Enquanto os caminhões autônomos não chegam às ruas e estradas, eles já são realidade em ambientes controlados. Na lavoura de cana-de-açúcar, por exemplo. A empresa Grunner, que nasceu de uma família produtora de cana, em São Joaquim da Barra, interior de São Paulo, desenvolveu em 2010 um projeto caseiro para melhorar a produtividade na colheita.
“O projeto foi baseado em um caminhão no lugar do trator, porque é mais versátil, com redução de até 60% de emissões de poluentes e maior vida útil. Em 2016, fomos campeões nacionais em produtividade. A Mercedes-Benz, então, nos descobriu e nos propôs uma parceria para desenvolver a tecnologia em escala comercial e criar um novo produto no mercado. Aceitamos o desafio e em 2017 criamos a Grunner”, explica Mateus Belei, diretor comercial e de marketing na Grunner Tecnologia.

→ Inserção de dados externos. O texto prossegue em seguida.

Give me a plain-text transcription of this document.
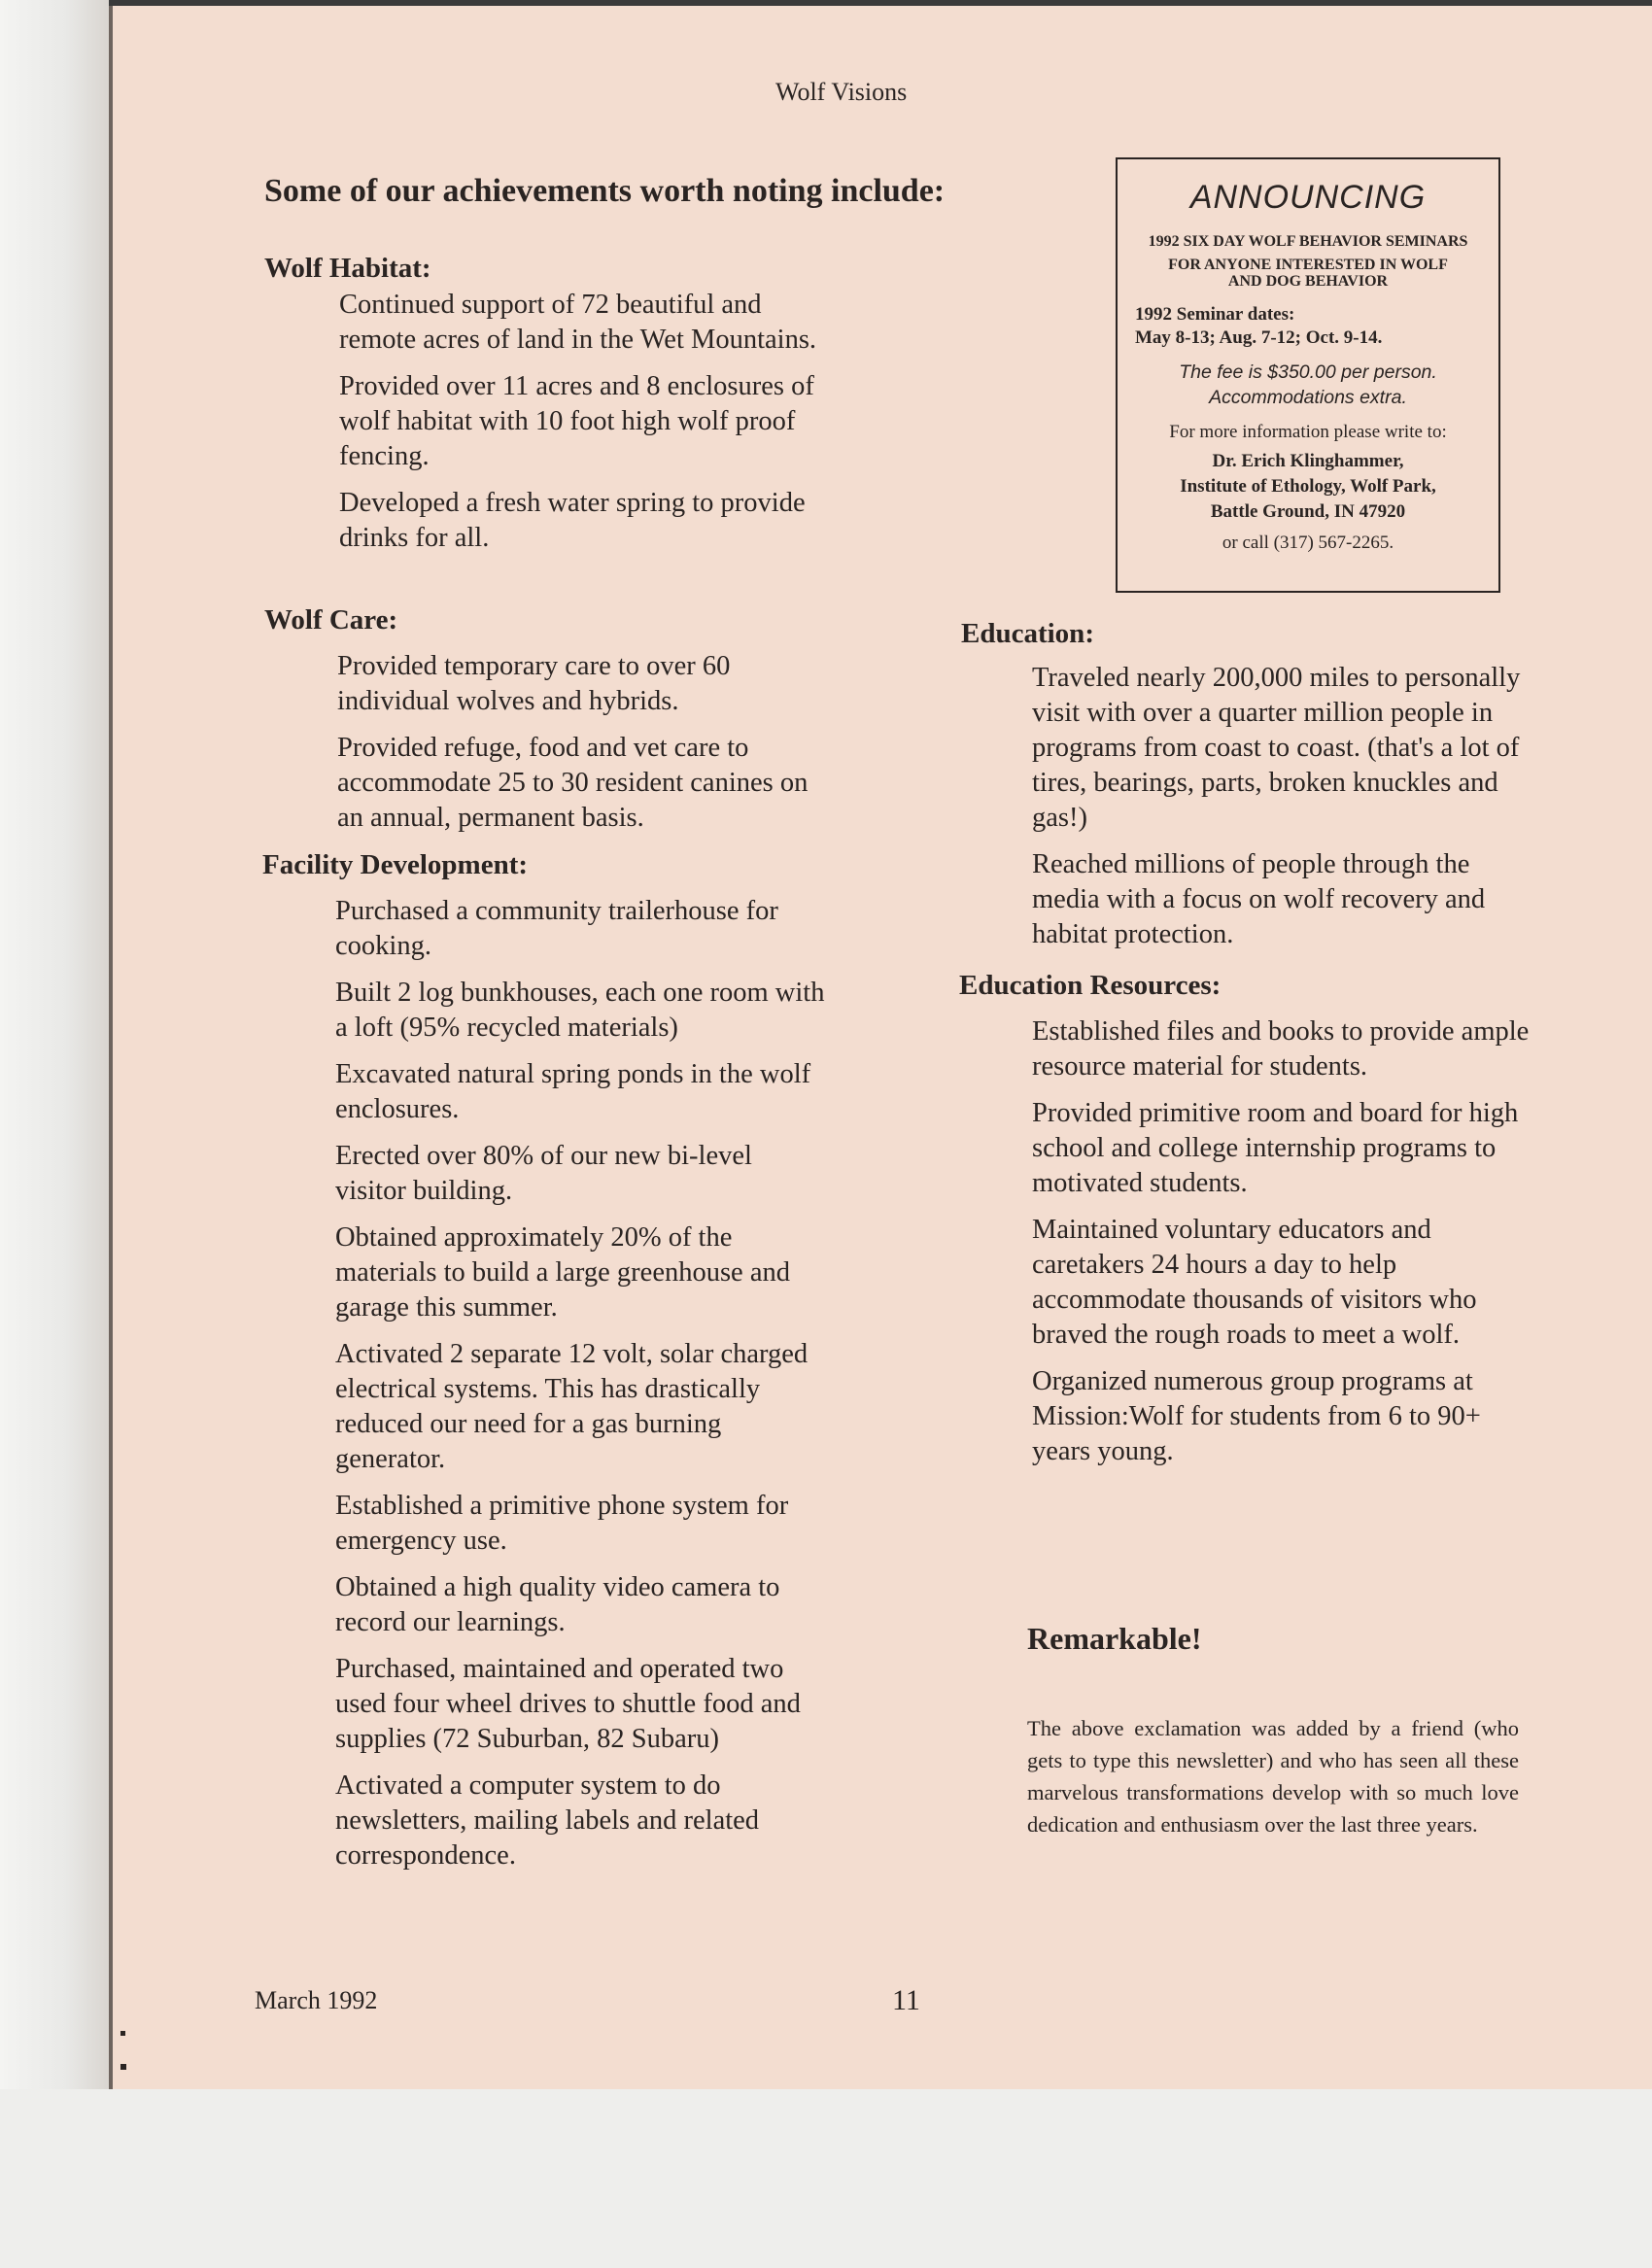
Wolf Visions
Some of our achievements worth noting include:
Wolf Habitat:

Continued support of 72 beautiful and remote acres of land in the Wet Mountains.

Provided over 11 acres and 8 enclosures of wolf habitat with 10 foot high wolf proof fencing.

Developed a fresh water spring to provide drinks for all.

Wolf Care:

Provided temporary care to over 60 individual wolves and hybrids.

Provided refuge, food and vet care to accommodate 25 to 30 resident canines on an annual, permanent basis.

Facility Development:

Purchased a community trailerhouse for cooking.

Built 2 log bunkhouses, each one room with a loft (95% recycled materials)

Excavated natural spring ponds in the wolf enclosures.

Erected over 80% of our new bi-level visitor building.

Obtained approximately 20% of the materials to build a large greenhouse and garage this summer.

Activated 2 separate 12 volt, solar charged electrical systems. This has drastically reduced our need for a gas burning generator.

Established a primitive phone system for emergency use.

Obtained a high quality video camera to record our learnings.

Purchased, maintained and operated two used four wheel drives to shuttle food and supplies (72 Suburban, 82 Subaru)

Activated a computer system to do newsletters, mailing labels and related correspondence.

ANNOUNCING
1992 SIX DAY WOLF BEHAVIOR SEMINARS
FOR ANYONE INTERESTED IN WOLF
AND DOG BEHAVIOR
1992 Seminar dates:
May 8-13; Aug. 7-12; Oct. 9-14.
The fee is $350.00 per person.
Accommodations extra.
For more information please write to:
Dr. Erich Klinghammer,
Institute of Ethology, Wolf Park,
Battle Ground, IN 47920
or call (317) 567-2265.
Education:

Traveled nearly 200,000 miles to personally visit with over a quarter million people in programs from coast to coast. (that's a lot of tires, bearings, parts, broken knuckles and gas!)

Reached millions of people through the media with a focus on wolf recovery and habitat protection.

Education Resources:

Established files and books to provide ample resource material for students.

Provided primitive room and board for high school and college internship programs to motivated students.

Maintained voluntary educators and caretakers 24 hours a day to help accommodate thousands of visitors who braved the rough roads to meet a wolf.

Organized numerous group programs at Mission:Wolf for students from 6 to 90+ years young.

Remarkable!
The above exclamation was added by a friend (who gets to type this newsletter) and who has seen all these marvelous transformations develop with so much love dedication and enthusiasm over the last three years.
March 1992	11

Há cerca de um ano e meio, a empresa opera com um produto comercial, voltado ao trabalho no setor sucroenergético, em nível nacional. “Realizamos aplicações onde couber a direção autônoma, fazendo o ajuste das bitolas do caminhão para trafegar nas plantações com precisão”, afirma Belei.
Para Marcos Andrade, gerente de marketing e estratégia de caminhões da Mercedes-Benz, a tendência do transporte é conseguir uma solução eficiente. “Nós, como produtores do caminhão, demos o suporte para adequá-lo da forma mais perfeita para aquela aplicação e eles chegaram com a solução ideal. Começou com a cana, com planos de vendas crescentes nos próximos anos. Nosso foco é na agricultura de precisão em ambiente fechado, mineração e agronegócio de alta precisão”, comenta Andrade.
Os veículos adaptados são o Axor e o Atego, que tiveram mudanças com eixo adicional, ajuste das bitolas, nova suspensão e pneus adequados. “É uma inteligência brasileira simples, de resultados imediatos e eficientes, com precisão de 2,5 cm na lavoura”, afirma o gerente da Mercedes.
As expectativas são otimistas. A Granner tem 16 equipamentos já em operação, além de 50 em negociação em setembro e com previsão de vender outros 150 equipamentos no primeiro semestre de 2020. Além do setor agro, estuda-se a logística de sistemas de direção autônoma em áreas fechadas, como na manobra de docas, o que segundo Belei tem grande potencial.
O Laboratório de Robótica Móvel (LRM) do Instituto de Ciências Matemáticas e de Computação (ICMC) da USP em São Carlos fez experimentos com um modelo Scania. O professor Fernando Osório, que liderou os trabalhos, afirma que há condições para ter caminhões e carros autônomos, mas ainda é preciso evoluir.
“Em ambiente urbano ainda há a questão da circulação de pessoas, a questão de detectar pedestres deve ser mais desenvolvida”. Na parceria com a Scania, os testes foram feitos no campus da universidade.
Outros desafios envolvem legislação, atrasada no Brasil em relação a outros países, o elevado custo dos desenvolvimentos aqui, levando em conta que boa parte dos equipamentos é importada, e enfrentar a rejeição de um público não informado, que acredita que esse tipo de tecnologia levará à redução de empregos. “Mas sempre haverá um co-piloto habilitado nesses veículos”, esclarece o professor Osório.